Tesla's 'master plan' - solar, trucks, autonomy and more
The next few years of Tesla Motors are laid out - including solar power, public transport and even autonomous car sharing
Ten years ago, Elon Musk revealed his first ‘master plan’ for electric car startup company Tesla Motors.
Musk has now announced details of ‘master plan, part deux’, which shows how Tesla vehicles will fit into a more renewable and autonomous future – and one where Tesla doesn’t just provide personal transportation in the form of cars.
Tesla’s first master plan involved creating a low volume car, using money from that project to develop a medium-volume car at a lower price, and using proceeds from that to develop a more affordable, high-volume car.
The first of those cars was the Tesla Roadster. The second was the Tesla Model S, bolstered by the Model X. The third is Tesla’s Model 3, currently in the works. Additionally, Musk wanted to provide solar power – something he’s already doing with solar firm SolarCity, which was financed by Musk back in 2006.
‘Part Deux’
The second stage of Musk’s ‘master plan’ involves integrating solar energy generation and storage, expanding Tesla’s remit with commercial vehicles and public transportation, continuing to improve the firm’s autonomous vehicle capabilities, and allowing Tesla owners to make money off their autonomous cars by adding them to a self-driving fleet – a kind of autonomous Uber.
Solar
Tesla is already well on the way to accomplishing its solar generation and storage aims.

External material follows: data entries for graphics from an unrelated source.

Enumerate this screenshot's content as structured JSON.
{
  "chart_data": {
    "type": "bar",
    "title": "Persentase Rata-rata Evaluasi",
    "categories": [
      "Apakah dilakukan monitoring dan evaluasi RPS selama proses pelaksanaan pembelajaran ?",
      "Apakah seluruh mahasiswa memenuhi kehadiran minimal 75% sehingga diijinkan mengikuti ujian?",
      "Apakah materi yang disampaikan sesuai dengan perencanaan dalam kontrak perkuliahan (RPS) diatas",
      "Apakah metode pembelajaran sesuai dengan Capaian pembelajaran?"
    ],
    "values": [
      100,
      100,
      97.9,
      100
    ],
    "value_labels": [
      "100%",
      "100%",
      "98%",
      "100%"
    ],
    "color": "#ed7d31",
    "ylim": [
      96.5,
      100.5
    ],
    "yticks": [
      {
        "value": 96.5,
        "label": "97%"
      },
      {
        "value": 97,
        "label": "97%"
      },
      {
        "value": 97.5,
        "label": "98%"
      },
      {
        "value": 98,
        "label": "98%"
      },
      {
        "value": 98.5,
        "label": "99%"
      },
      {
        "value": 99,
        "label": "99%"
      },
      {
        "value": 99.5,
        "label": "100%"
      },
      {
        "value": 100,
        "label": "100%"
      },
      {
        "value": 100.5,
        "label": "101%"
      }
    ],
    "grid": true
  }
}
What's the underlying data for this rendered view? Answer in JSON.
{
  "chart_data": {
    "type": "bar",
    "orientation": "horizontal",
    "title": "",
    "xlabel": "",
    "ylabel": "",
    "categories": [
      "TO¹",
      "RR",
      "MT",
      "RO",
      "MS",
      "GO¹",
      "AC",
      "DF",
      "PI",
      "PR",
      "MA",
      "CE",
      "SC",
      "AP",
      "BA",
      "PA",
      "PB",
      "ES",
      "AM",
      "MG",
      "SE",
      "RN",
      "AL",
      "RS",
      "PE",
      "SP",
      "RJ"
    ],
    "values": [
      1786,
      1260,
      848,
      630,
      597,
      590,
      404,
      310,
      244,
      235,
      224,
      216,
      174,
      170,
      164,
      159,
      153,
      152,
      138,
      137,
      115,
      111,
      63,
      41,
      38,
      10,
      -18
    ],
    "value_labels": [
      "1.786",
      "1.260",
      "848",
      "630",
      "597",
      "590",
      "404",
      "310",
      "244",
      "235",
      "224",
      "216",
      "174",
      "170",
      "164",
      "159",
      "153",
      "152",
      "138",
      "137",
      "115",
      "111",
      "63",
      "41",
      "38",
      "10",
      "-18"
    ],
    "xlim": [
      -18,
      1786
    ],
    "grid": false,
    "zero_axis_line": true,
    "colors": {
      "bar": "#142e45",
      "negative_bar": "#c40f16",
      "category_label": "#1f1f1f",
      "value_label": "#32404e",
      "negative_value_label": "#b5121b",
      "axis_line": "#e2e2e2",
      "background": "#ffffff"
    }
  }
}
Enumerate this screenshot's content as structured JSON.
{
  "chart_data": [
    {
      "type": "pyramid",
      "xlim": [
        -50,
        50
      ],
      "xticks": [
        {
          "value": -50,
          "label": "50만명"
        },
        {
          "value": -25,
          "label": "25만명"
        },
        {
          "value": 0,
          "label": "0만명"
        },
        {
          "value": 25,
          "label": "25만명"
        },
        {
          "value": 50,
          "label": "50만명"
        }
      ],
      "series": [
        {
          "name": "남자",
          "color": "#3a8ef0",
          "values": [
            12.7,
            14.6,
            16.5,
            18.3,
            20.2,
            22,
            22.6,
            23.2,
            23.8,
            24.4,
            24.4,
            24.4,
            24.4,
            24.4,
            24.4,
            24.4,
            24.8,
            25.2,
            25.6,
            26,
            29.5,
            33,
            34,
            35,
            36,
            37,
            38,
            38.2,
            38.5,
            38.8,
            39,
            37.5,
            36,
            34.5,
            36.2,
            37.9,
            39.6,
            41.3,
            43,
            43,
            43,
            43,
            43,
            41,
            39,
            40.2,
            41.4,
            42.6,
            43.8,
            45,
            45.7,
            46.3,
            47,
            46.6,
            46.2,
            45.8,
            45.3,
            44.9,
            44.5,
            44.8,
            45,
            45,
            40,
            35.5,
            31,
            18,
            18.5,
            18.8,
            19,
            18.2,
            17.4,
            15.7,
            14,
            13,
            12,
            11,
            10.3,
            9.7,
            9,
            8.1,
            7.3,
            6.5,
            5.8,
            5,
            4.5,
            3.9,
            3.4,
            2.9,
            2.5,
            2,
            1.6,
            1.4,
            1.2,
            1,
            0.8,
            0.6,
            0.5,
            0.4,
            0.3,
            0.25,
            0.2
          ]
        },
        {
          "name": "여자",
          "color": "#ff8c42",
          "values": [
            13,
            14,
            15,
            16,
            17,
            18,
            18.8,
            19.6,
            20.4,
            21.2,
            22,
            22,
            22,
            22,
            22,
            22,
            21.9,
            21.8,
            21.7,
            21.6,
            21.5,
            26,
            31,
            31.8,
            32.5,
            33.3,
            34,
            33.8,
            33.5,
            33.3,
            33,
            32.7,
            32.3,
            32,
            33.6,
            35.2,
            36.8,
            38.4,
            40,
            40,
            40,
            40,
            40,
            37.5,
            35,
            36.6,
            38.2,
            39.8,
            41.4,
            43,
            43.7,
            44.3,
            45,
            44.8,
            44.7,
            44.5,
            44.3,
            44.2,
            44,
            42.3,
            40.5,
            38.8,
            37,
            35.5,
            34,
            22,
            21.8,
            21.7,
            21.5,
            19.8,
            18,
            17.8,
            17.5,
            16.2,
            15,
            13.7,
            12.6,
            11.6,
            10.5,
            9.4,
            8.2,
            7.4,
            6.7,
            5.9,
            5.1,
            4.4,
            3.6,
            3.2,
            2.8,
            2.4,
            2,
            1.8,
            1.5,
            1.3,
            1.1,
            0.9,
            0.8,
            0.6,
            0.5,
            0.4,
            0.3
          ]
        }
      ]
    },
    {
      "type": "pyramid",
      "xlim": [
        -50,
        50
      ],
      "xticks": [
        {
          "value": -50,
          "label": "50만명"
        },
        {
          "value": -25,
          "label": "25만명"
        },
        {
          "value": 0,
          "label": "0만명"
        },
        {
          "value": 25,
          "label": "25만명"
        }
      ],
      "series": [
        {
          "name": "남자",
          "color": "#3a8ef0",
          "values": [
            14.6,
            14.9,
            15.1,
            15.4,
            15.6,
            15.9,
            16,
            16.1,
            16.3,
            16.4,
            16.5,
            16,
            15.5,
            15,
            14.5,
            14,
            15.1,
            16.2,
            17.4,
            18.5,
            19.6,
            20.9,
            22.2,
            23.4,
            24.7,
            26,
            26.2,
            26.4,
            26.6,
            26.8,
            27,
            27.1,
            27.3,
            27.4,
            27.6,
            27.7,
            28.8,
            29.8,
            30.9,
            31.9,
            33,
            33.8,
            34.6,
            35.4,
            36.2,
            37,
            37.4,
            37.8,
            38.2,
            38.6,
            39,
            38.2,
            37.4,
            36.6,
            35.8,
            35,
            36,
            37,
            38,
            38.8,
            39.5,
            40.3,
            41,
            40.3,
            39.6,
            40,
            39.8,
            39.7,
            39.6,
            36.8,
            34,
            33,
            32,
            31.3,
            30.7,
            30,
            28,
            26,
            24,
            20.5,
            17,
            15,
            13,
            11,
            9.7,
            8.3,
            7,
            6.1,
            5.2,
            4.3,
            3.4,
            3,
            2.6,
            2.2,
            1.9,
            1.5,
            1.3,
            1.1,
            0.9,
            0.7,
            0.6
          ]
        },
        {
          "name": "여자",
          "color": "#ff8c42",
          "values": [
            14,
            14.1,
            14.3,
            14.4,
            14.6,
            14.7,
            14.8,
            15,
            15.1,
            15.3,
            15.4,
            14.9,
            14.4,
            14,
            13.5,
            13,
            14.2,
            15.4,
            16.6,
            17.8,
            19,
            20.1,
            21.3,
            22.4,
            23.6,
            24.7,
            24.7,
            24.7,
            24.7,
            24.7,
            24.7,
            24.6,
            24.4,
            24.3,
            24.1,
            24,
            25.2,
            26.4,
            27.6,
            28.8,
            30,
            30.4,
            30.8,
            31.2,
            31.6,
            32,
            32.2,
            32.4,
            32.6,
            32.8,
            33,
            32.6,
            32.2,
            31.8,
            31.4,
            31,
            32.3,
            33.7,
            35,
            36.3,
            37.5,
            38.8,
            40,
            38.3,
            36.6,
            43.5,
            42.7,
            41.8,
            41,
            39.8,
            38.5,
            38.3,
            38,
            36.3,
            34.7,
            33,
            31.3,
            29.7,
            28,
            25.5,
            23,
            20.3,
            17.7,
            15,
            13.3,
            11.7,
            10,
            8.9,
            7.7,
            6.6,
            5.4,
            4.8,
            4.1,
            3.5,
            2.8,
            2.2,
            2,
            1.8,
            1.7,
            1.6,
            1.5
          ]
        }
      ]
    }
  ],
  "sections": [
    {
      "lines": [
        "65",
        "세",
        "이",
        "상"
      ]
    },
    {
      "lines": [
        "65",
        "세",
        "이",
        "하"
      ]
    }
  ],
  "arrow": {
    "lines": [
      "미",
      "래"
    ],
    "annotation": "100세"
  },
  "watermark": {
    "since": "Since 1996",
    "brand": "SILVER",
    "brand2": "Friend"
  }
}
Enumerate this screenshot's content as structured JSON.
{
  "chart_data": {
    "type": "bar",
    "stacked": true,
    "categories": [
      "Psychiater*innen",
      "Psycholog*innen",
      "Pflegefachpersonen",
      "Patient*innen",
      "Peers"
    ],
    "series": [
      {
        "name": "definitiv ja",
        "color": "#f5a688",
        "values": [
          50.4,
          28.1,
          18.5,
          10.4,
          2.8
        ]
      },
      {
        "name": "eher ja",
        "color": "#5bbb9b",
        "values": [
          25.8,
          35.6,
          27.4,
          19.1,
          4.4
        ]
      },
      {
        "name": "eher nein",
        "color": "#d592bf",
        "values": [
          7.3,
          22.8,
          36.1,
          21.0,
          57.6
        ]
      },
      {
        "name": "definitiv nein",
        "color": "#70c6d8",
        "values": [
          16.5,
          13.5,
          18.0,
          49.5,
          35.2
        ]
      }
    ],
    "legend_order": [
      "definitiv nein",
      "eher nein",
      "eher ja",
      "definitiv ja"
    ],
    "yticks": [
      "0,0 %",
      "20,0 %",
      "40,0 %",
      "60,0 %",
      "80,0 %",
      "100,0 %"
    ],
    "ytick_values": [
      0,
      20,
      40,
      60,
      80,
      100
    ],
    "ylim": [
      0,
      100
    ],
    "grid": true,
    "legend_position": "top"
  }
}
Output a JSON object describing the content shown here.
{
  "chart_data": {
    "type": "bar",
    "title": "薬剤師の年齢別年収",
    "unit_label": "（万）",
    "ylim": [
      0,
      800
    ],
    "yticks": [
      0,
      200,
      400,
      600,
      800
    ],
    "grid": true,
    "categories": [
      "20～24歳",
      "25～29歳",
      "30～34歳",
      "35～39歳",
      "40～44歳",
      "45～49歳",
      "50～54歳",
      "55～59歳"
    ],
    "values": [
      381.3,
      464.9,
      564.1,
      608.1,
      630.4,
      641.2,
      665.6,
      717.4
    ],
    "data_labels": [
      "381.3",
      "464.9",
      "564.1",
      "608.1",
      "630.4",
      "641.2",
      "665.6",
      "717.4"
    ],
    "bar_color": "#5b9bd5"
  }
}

It essentially involves combining Tesla’s existing Powerwall home battery energy storage system with solar panels from SolarCity – and since Tesla recently announced its intentions to acquire SolarCity (and has created a vast battery factory in Nevada) the ball is already rolling.
Trucks, buses and more
As it stands, Tesla Motors offers two products with a third, the Model 3, due within the next few years.
Beyond this, Musk also intends to offer a compact SUV and ‘a new kind of pickup truck’, followed by a car to sit below the Model 3 for even lower cost.
But the company won’t stop there: Tesla also wants to build the machines that build its cars – with the aim of more efficient production. And there’s more, with Musk’s announcement that he sees a need for heavy-duty electric trucks and ‘high passenger-density urban transport’, which means buses, and autonomous ones at that. Tesla truck and bus concepts could actually be revealed next year.
Autonomy
Tesla already offers semi-autonomy in the form of its Autopilot system.
While this has made the news for all the wrong reasons in recent months, it’s undoubtedly a sophisticated setup and is theoretically improving by the day, thanks to fleet learning – data acquired from the 3 million miles per day driven by the tens of thousands of Teslas all around the world.
Musk already believes these autonomous capabilities are safer than the average driver and thinks they could be ten times safer than the average US vehicle in the years to come – at which point, the system will no longer be in ‘beta’.
Tesla-sharing
This will have to wait until such a point as full autonomy is approved by regulators, but Musk sees a future where you can add your Tesla to a car-sharing fleet at the press of a button on a Tesla app.
It could work a little like a fully autonomous Uber setup, where someone summons your car. It does the driving, you get a cut – helping reduce your cost of ownership. Tesla itself will also field a fleet of autonomous vehicles.
So will it work?
It’s hard to say. Tesla has always done things very differently to the average car company – it’s attracted flak from dealership groups in America for selling cars through Apple-like ‘stores’ rather than third-party dealerships, and the firm is very proactive when it comes to fixing issues with its vehicles, issuing recalls of its own accord rather than being forced to by automotive governing bodies.
Some parts of the master plan, such as the solar energy and storage goals, could be just around the corner – many of the pieces are already in place.
Others, such as launching further vehicles beyond the Model 3 and even breaking into the commercial vehicle market could take much more time – each of Tesla’s existing vehicles has been subject to delays beyond the company’s initial on-sale dates. Will we see a truck and a bus concept next year? Almost certainly. Will they be on the road any time soon? Probably not. And how will Tesla finance them?
There are hurdles to Tesla’s autonomous plans too, not least the long, bureaucratic process – multiplied by the number of countries passing legislation – that will precede any announcement on the legality of fully autonomous vehicles.